Laparoscopic Palomo varicocelectomy in the adolescent is safe after previous ipsilateral inguinal surgery.

Author information

1
Department of Pediatric Urology, The Children's Hospital, University of Colorado School of Medicine, Denver, Colorado 80218, USA. al.barqawi@uchsc.edu

Abstract

OBJECTIVE:

To evaluate the outcome of laparoscopic Palomo varicocelectomy (LPV) in young boys who had undergone previous ipsilateral inguinal surgery (in whom potentially the arterial supply to the testicles may be compromised) in an attempt to assess its safety for the collateral vascular supply in such cases.

PATIENTS AND METHODS:

Over a 5-year period (1995-2000) 44 patients underwent LPV, where both the spermatic artery and vein were ligated high above the internal ring. Thirteen patients had undergone previous ipsilateral inguinal surgery, which included inguinal hernia repairs in five, orchidopexy in two, communicating hydrocele repair in three and previous varicocele repair in three.
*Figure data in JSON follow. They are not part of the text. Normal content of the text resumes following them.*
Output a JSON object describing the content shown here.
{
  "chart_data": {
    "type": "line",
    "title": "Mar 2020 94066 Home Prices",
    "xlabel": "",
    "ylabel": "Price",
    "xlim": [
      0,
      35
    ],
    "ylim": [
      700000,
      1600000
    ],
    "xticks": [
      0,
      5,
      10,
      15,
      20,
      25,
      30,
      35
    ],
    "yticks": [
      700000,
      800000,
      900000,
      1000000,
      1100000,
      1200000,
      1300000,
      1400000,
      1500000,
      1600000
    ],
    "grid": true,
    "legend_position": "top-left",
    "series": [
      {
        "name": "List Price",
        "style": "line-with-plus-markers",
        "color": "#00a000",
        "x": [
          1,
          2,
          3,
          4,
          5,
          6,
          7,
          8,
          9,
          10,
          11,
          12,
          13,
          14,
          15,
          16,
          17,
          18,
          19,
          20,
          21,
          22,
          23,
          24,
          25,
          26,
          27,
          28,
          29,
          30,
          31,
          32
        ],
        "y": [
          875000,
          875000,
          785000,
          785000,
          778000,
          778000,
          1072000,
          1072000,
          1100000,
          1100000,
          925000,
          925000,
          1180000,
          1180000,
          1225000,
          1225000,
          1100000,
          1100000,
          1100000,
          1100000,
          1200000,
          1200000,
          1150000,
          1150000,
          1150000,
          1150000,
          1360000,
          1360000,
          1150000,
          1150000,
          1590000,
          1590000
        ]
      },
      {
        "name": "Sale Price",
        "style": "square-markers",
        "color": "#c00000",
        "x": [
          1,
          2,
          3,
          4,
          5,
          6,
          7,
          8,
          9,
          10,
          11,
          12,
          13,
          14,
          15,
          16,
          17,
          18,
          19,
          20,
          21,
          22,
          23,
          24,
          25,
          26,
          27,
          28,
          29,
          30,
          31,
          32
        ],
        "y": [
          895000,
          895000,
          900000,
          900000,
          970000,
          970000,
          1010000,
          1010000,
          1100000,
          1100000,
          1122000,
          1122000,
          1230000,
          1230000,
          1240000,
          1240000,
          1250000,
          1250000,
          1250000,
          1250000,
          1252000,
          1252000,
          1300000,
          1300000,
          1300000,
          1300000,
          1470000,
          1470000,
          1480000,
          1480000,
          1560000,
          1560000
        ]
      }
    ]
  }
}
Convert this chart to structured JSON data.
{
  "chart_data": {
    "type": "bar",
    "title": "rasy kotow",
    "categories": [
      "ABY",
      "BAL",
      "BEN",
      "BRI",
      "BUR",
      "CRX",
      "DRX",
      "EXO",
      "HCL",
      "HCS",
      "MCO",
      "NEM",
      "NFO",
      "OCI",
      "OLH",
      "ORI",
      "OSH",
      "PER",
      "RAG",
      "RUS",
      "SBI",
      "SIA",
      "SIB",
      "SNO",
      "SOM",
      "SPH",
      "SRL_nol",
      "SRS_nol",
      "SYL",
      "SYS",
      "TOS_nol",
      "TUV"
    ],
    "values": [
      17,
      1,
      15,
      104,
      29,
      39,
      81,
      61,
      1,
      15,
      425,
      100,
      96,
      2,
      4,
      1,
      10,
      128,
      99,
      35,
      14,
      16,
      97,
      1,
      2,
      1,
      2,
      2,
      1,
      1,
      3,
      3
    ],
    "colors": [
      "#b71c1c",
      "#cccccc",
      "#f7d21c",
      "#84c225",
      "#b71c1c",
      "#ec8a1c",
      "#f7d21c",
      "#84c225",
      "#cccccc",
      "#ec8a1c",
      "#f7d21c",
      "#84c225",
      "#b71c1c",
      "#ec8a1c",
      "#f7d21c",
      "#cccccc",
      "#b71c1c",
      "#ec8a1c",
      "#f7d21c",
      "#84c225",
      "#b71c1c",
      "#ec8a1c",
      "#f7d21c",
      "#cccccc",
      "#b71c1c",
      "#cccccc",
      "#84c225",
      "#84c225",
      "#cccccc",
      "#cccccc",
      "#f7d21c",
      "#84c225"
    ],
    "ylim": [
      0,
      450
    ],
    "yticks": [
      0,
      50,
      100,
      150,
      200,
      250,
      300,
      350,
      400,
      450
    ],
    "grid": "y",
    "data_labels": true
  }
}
All patients were followed clinically at 3 months and 1 year after surgery.

RESULTS:

There were no complications related to laparoscopy or varicocele ligation. No patient developed ipsilateral testicular atrophy; moreover the testis size remained stable or was associated with compensatory growth in all patients.

CONCLUSION:

Previous inguinal surgery involving the ipsilateral testicle does not appear to affect the collateral blood circulation to the affected testis in boys who undergo LPV mass ligation of the internal spermatic vein and artery. LPV for varicocele is safe in boys who have undergone previous inguinal surgery, suggesting that an adequate collateral blood supply is present.